Numerosas son las composiciones religiosas que emprende a partir de su conversión, pero también cambia el resto de su producción. Antes había escrito acerca de la experiencia de su límite como creador: «El artista siente una especie de terror cuando, en el momento de ponerse a trabajar, ante las infinitas posibilidades que se le ofrecen, tiene la sensación de que todo le está permitido». Tras su vuelta a la fe, puede afirmar que «lo que salva al artista de la angustia y le permite trabajar con una libertad sin condiciones es la posibilidad de encaminarse hacia cosas concretas». l

Crucifijo o Jesús
Textos extraídos de la intervención de William Congdon en el Meeting de Rímini de 1988.

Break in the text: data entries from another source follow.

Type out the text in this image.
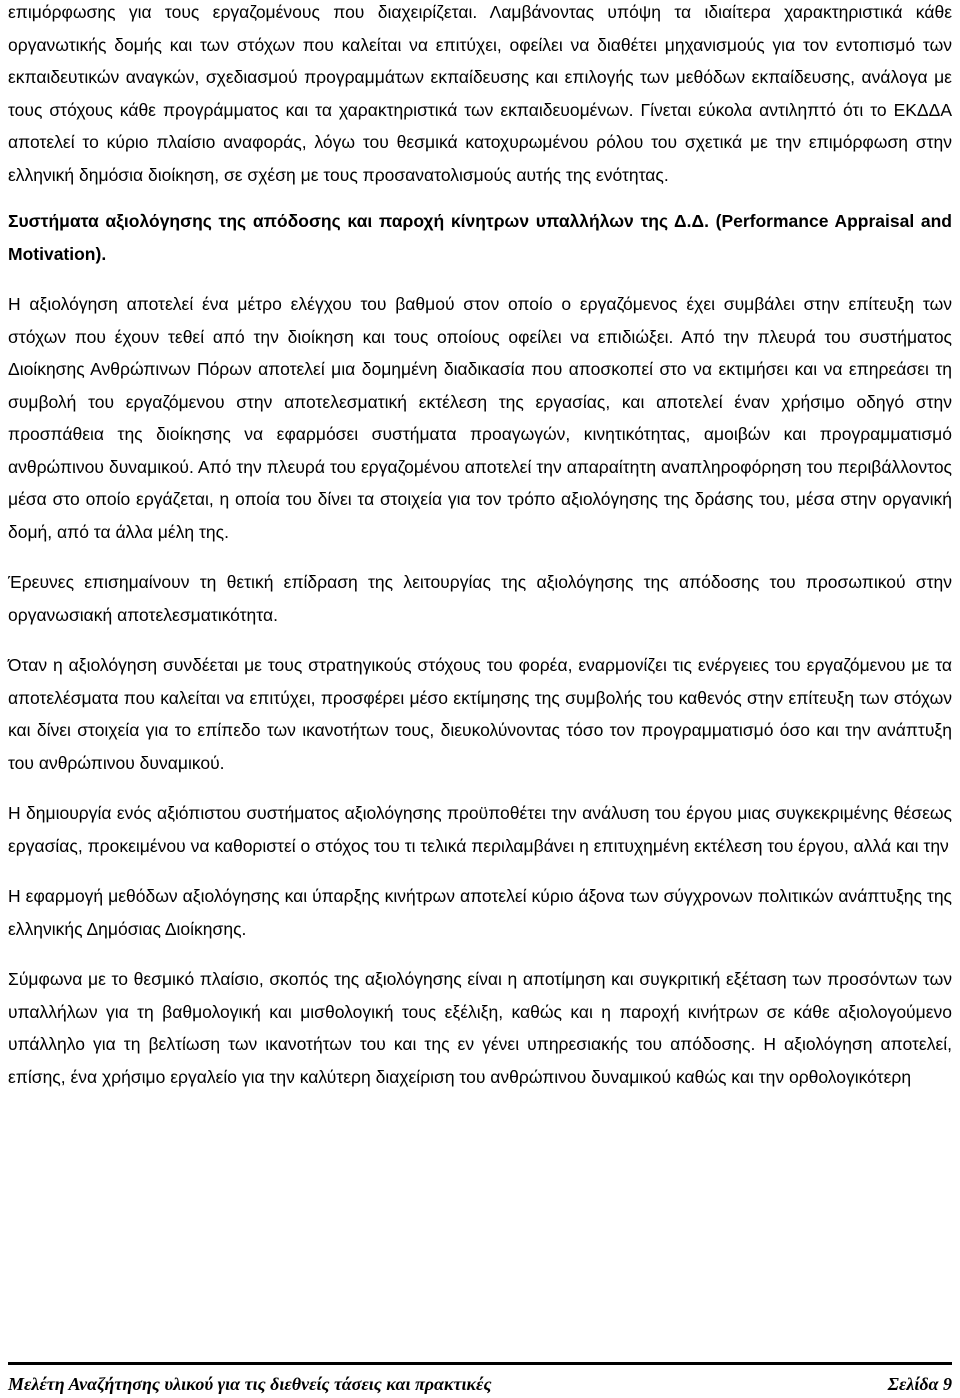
επιμόρφωσης για τους εργαζομένους που διαχειρίζεται. Λαμβάνοντας υπόψη τα ιδιαίτερα χαρακτηριστικά κάθε οργανωτικής δομής και των στόχων που καλείται να επιτύχει, οφείλει να διαθέτει μηχανισμούς για τον εντοπισμό των εκπαιδευτικών αναγκών, σχεδιασμού προγραμμάτων εκπαίδευσης και επιλογής των μεθόδων εκπαίδευσης, ανάλογα με τους στόχους κάθε προγράμματος και τα χαρακτηριστικά των εκπαιδευομένων. Γίνεται εύκολα αντιληπτό ότι το ΕΚΔΔΑ αποτελεί το κύριο πλαίσιο αναφοράς, λόγω του θεσμικά κατοχυρωμένου ρόλου του σχετικά με την επιμόρφωση στην ελληνική δημόσια διοίκηση, σε σχέση με τους προσανατολισμούς αυτής της ενότητας.

Συστήματα αξιολόγησης της απόδοσης και παροχή κίνητρων υπαλλήλων της Δ.Δ. (Performance Appraisal and Motivation).

Η αξιολόγηση αποτελεί ένα μέτρο ελέγχου του βαθμού στον οποίο ο εργαζόμενος έχει συμβάλει στην επίτευξη των στόχων που έχουν τεθεί από την διοίκηση και τους οποίους οφείλει να επιδιώξει. Από την πλευρά του συστήματος Διοίκησης Ανθρώπινων Πόρων αποτελεί μια δομημένη διαδικασία που αποσκοπεί στο να εκτιμήσει και να επηρεάσει τη συμβολή του εργαζόμενου στην αποτελεσματική εκτέλεση της εργασίας, και αποτελεί έναν χρήσιμο οδηγό στην προσπάθεια της διοίκησης να εφαρμόσει συστήματα προαγωγών, κινητικότητας, αμοιβών και προγραμματισμό ανθρώπινου δυναμικού. Από την πλευρά του εργαζομένου αποτελεί την απαραίτητη αναπληροφόρηση του περιβάλλοντος μέσα στο οποίο εργάζεται, η οποία του δίνει τα στοιχεία για τον τρόπο αξιολόγησης της δράσης του, μέσα στην οργανική δομή, από τα άλλα μέλη της.

Έρευνες επισημαίνουν τη θετική επίδραση της λειτουργίας της αξιολόγησης της απόδοσης του προσωπικού στην οργανωσιακή αποτελεσματικότητα.

Όταν η αξιολόγηση συνδέεται με τους στρατηγικούς στόχους του φορέα, εναρμονίζει τις ενέργειες του εργαζόμενου με τα αποτελέσματα που καλείται να επιτύχει, προσφέρει μέσο εκτίμησης της συμβολής του καθενός στην επίτευξη των στόχων και δίνει στοιχεία για το επίπεδο των ικανοτήτων τους, διευκολύνοντας τόσο τον προγραμματισμό όσο και την ανάπτυξη του ανθρώπινου δυναμικού.

Η δημιουργία ενός αξιόπιστου συστήματος αξιολόγησης προϋποθέτει την ανάλυση του έργου μιας συγκεκριμένης θέσεως εργασίας, προκειμένου να καθοριστεί ο στόχος του τι τελικά περιλαμβάνει η επιτυχημένη εκτέλεση του έργου, αλλά και την

Η εφαρμογή μεθόδων αξιολόγησης και ύπαρξης κινήτρων αποτελεί κύριο άξονα των σύγχρονων πολιτικών ανάπτυξης της ελληνικής Δημόσιας Διοίκησης.

Σύμφωνα με το θεσμικό πλαίσιο, σκοπός της αξιολόγησης είναι η αποτίμηση και συγκριτική εξέταση των προσόντων των υπαλλήλων για τη βαθμολογική και μισθολογική τους εξέλιξη, καθώς και η παροχή κινήτρων σε κάθε αξιολογούμενο υπάλληλο για τη βελτίωση των ικανοτήτων του και της εν γένει υπηρεσιακής του απόδοσης. Η αξιολόγηση αποτελεί, επίσης, ένα χρήσιμο εργαλείο για την καλύτερη διαχείριση του ανθρώπινου δυναμικού καθώς και την ορθολογικότερη

Μελέτη Αναζήτησης υλικού για τις διεθνείς τάσεις και πρακτικές	Σελίδα 9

Después de mi bautismo en la Iglesia Católica, en Asís en 1959, la representación de la figura vuelve a mi obra explícitamente - en la forma y el contenido de la Cruz. Era tal vez inevitable que el encuentro con Cristo y el descubrimiento de que su drama en la cruz es también el mío - el nuestro para nuestra propia salvación - me llevase al Crucifijo a través de la vuelta a la figura.
Desde este momento, la figura no puede verse separada de la cruz, sino en una identidad tal con ésta que la figura llega a ser la cruz misma, como la cruz se convierte en el cuerpo mismo de Cristo. Me interesaba no la figura en sí sino la figura como Cruz, aquello que la cruz hace del cuerpo de Cristo, esto es, la transfiguración que Cristo hace de sí mismo dentro de la Cruz: su resurrección y nuestra redención.
Despojados los Crucifijos de todo símbolo, me pregunto si puedo todavía llamarlos Crucifijos
. Me interesa no la cruz en sí misma, sino como medio para que Jesús se hiciera Resurrección.
Pinto el cuerpo: cabeza - tronco - piernas, como una sola masa oscura de muerte, pero interiormente luminosa, con el alba de la nueva vida. He eliminado los brazos, los pies, todo detalle anatómico, incluso la cruz misma de Jesús. Los brazos que desaparecen tienen la función descriptiva de definir la Cruz, pero están fuera del íntimo sufrimiento de Jesús.
Verlo todo como Cruz quiere decir reducir todo aquello que veo - y por tanto todo aquello que pinto - a la Cruz, y a la extrema consecuencia de la Cruz que es la Resurrección.